The Complaint will also ask the Court for relief (a remedy for the wrong), such as an award of damages (money) to repay the Plaintiff for his or her loss, or an Order to the Defendant to do something or stop doing something.
The Defendant responds to the Complaint with a document called an Answer, which responds to the Plaintiff’s claims, and explains why the Defendant believes the claim is untrue.
All of these documents, called Pleadings, are exchanged between the parties before the trial begins.
This describes a very simple civil case. It can be more complicated. There may be more than one Plaintiff or Defendant. The Defendant may also be asking for damages from the Plaintiff (a Counter-Claim), or from another Defendant (a Cross-Claim) or from someone else not originally involved but later added to the case (a third- party Defendant).
The Plaintiff or Defendant may not be individuals; they may instead be partnerships or corporations. A government (city, state, federal) may be a Plaintiff or Defendant. Whoever the parties are, the purpose of a civil trial is to decide disputes between them.
The parties of a criminal trial are to determine whether or not the Defendant has committed the crime he/she was charged with.
A criminal case is brought by the government in the name of The People because a crime is a violation of a law or a rule of conduct, established by the people as a whole to keep order in the community.
A criminal case is usually prosecuted by the county prosecuting attorney, representing the people of the State (or by the city attorney, if the law involved is a city ordinance).

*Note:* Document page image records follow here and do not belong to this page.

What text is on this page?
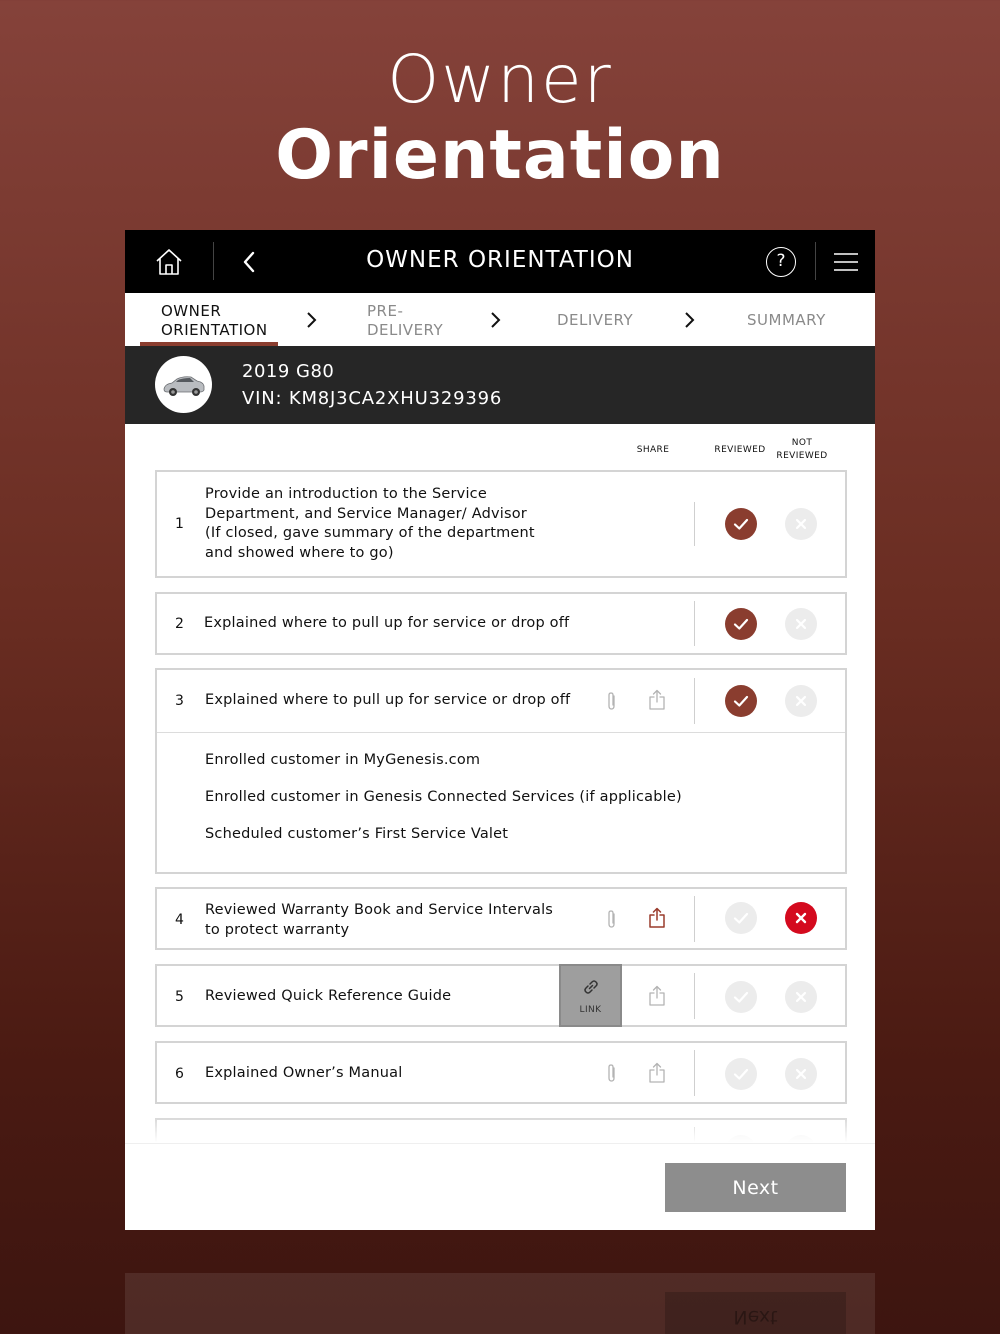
Owner
Orientation
OWNER ORIENTATION	?
OWNER
ORIENTATION
PRE-
DELIVERY
DELIVERY	SUMMARY
2019 G80
VIN: KM8J3CA2XHU329396
SHARE	REVIEWED
NOT
REVIEWED
1
Provide an introduction to the Service
Department, and Service Manager/ Advisor
(If closed, gave summary of the department
and showed where to go)
2 Explained where to pull up for service or drop off
3 Explained where to pull up for service or drop off
Enrolled customer in MyGenesis.com
Enrolled customer in Genesis Connected Services (if applicable)
Scheduled customer’s First Service Valet
4
Reviewed Warranty Book and Service Intervals
to protect warranty
5 Reviewed Quick Reference Guide
LINK
6 Explained Owner’s Manual
Next
Next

The charges against the Defendant are listed in a document filed before the trial, called an “Information” if the charges are filed by the prosecuting attorney, or an “Indictment” if the charges are made by a grand jury. Most criminal cases are filed by the prosecuting attorney.
An Information or Indictment may include several “Counts” (charges or accusations), but each Count must be stated separately. For example, one Count may charge that the Defendant robbed someone (the Complainant); while a second Count may charge that the Defendant also assaulted the Compla.
After the Information is filed, but before the trial, the Defendant is arraigned–brought before a Judge to be informed of the charges–at which time the Defendant is asked to plead Guilty or Not Guilty to each Count separately.
There are other differences between civil and criminal cases, too many to be discussed in this booklet. The Judge will explain the specific rules governing the trial in which you will participate as a juror. If you do not understand something, or if you have any questions about any of the Judge’s instructions, you are free to ask the Judge for further explanation. In fact it’s your duty to ask.